California has seen a surge in homelessness in the years since Covid and is home to 180,000 homeless people, roughly one third of the nation’s total homeless population. Newsom called on California officials to “act with urgency to address dangerous encampments,” in a post on X. “No more excuses. We’ve provided the time. We’ve provided the funds. Now it’s time for locals to do their job,” he wrote. Newsom’s administration has made homelessness a key issue on its agenda. Earlier this year, he pushed for a ballot measure to allow the state to borrow $6.4 billion to build 4,350 housing units.

Some were quick to mock Newsom on social media, dubbing his move a political stunt.

Elisenne Stoller

Axed-ios

Axios announced in an email to staff this week that they are laying off 10 percent of their workforce — and to add insult to injury, the announcement was stylized like one of their editorial products.

Why it matters: We’re eliminating about 50 positions to get ahead of tectonic shifts in the media, technology, and reader needs/habits,” the email read. The canned staffers were also informed via email rather than in an in-person meeting, which Axios claimed was for logistical reasons.

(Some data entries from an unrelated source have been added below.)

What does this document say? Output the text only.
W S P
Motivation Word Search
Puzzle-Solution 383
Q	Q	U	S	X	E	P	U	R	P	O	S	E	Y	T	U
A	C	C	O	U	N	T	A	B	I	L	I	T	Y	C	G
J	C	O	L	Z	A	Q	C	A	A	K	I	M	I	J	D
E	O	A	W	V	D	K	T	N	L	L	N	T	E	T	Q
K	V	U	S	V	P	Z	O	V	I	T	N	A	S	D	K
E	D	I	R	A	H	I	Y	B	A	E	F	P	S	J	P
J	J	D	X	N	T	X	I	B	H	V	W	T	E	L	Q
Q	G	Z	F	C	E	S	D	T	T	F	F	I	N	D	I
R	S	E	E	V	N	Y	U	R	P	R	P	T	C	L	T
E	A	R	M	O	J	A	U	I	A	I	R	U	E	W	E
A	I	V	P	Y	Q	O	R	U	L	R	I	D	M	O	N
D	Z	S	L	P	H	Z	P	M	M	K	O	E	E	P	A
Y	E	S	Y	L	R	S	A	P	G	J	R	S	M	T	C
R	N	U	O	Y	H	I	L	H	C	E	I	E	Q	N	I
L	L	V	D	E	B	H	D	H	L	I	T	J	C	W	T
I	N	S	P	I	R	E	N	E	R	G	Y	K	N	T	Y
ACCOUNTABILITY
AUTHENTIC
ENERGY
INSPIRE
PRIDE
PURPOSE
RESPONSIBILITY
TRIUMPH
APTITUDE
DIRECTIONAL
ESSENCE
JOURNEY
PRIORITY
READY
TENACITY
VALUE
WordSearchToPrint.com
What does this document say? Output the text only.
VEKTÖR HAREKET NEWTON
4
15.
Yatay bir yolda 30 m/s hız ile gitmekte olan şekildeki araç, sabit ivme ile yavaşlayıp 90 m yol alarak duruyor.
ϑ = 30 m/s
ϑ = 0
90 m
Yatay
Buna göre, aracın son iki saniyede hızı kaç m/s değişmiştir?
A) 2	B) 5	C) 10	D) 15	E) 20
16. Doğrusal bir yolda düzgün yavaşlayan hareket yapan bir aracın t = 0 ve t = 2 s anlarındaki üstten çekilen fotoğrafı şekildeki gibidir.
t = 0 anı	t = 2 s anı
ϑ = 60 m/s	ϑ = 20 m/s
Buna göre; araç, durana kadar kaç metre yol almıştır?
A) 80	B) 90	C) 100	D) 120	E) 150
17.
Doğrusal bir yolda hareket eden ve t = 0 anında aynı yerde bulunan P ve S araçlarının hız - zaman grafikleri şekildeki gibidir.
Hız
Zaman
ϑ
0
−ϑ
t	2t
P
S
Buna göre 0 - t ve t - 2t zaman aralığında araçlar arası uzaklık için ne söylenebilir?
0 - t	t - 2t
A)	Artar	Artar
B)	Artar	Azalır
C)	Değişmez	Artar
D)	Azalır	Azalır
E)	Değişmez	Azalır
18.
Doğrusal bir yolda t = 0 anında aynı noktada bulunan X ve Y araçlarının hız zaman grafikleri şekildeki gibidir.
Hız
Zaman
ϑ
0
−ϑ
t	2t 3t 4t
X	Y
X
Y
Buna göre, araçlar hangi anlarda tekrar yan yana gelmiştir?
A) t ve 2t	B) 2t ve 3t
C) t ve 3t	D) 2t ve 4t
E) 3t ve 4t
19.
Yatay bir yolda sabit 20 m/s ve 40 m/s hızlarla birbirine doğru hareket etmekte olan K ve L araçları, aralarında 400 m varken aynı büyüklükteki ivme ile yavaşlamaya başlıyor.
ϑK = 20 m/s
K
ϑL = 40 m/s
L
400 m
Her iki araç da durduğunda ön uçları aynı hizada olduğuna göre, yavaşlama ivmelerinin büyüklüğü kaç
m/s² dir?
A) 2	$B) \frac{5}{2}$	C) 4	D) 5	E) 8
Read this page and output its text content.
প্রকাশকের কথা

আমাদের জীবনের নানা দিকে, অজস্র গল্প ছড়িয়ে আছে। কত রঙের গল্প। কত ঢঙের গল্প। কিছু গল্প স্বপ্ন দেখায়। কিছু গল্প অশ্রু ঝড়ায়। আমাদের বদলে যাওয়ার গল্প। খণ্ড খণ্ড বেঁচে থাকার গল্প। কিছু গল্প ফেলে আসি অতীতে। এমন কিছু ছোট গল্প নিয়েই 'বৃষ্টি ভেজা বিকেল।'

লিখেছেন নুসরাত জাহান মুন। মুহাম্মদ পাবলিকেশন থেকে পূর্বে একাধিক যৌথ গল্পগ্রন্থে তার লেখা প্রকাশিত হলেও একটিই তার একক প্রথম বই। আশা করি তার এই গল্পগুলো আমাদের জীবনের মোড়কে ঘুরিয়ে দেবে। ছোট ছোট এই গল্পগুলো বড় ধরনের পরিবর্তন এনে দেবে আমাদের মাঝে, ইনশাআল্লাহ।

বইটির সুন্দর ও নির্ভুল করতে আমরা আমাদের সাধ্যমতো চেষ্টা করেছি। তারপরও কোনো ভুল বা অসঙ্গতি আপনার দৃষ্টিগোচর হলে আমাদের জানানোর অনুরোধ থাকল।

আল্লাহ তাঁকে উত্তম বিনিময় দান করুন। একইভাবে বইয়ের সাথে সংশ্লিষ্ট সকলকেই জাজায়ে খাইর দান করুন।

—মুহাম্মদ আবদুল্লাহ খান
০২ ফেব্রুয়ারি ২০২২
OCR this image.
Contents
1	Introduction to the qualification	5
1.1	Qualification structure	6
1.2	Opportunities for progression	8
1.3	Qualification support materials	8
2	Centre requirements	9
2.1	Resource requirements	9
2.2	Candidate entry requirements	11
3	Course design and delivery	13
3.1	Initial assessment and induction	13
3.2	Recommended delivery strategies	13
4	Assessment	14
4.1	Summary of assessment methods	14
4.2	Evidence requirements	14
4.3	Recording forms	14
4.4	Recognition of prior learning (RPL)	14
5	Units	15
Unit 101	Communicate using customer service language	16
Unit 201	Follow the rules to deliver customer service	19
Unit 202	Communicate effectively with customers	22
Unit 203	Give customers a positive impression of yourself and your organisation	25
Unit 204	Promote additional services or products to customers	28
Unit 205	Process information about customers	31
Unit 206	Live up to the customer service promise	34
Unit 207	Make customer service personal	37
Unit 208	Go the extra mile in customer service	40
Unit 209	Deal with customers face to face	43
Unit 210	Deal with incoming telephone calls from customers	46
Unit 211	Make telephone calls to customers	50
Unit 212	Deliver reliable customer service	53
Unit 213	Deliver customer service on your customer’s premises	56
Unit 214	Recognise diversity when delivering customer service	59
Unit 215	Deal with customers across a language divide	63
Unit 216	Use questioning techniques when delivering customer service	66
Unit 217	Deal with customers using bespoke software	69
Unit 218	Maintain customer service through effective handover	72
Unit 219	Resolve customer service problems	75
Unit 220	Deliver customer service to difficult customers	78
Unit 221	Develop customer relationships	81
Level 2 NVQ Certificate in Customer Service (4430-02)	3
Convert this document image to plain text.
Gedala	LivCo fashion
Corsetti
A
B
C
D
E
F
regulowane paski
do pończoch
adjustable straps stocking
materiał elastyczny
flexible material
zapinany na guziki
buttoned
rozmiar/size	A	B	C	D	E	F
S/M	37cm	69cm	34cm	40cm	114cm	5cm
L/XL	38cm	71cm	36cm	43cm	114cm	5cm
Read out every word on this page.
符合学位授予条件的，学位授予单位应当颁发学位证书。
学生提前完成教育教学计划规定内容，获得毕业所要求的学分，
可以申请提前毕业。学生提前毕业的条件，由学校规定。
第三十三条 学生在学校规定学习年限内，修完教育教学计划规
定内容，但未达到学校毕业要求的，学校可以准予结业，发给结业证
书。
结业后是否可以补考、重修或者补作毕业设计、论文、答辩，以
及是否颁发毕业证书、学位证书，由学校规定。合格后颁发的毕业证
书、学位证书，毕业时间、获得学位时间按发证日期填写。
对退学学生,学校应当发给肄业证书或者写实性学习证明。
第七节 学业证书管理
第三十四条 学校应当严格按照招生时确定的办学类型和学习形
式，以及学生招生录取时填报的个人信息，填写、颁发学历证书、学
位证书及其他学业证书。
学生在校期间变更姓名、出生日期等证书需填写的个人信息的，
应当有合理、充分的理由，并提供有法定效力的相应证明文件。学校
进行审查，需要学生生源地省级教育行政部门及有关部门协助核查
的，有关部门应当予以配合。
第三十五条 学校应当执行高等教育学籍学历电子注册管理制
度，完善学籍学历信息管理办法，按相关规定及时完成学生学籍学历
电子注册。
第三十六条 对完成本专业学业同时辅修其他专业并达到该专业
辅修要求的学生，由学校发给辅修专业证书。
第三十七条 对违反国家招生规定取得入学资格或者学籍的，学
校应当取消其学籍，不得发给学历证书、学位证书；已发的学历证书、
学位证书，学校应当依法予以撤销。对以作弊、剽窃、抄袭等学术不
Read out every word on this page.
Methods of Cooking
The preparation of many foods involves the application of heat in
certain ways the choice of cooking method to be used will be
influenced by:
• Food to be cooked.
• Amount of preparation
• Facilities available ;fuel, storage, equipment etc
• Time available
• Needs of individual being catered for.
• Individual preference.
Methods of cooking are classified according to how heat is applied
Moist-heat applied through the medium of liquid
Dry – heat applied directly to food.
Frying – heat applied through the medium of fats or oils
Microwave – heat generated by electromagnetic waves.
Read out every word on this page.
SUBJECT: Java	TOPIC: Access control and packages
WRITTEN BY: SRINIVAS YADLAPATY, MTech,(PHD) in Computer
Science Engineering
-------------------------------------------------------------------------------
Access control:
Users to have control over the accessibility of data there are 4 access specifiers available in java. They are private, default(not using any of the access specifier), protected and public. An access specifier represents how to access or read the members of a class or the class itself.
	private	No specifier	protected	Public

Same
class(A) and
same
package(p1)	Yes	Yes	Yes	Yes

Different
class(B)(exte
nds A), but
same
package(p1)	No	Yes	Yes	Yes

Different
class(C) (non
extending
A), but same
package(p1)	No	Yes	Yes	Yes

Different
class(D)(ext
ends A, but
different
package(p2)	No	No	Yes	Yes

It gets worse. A spy tells Cockburn that the laid-off workers were summarily frog-marched out of the media company’s northern Virginia building Thursday by security. Remaining Axios employees chattered on their way up the building elevator post-lunch that they ought to hurry back to their desks “before we get in trouble.”

The big picture:Axios isn’t the first media outlet to lay employees off this year, but they certainly didn’t learn anything from their bedfellows about how to respectfully treat departing staff.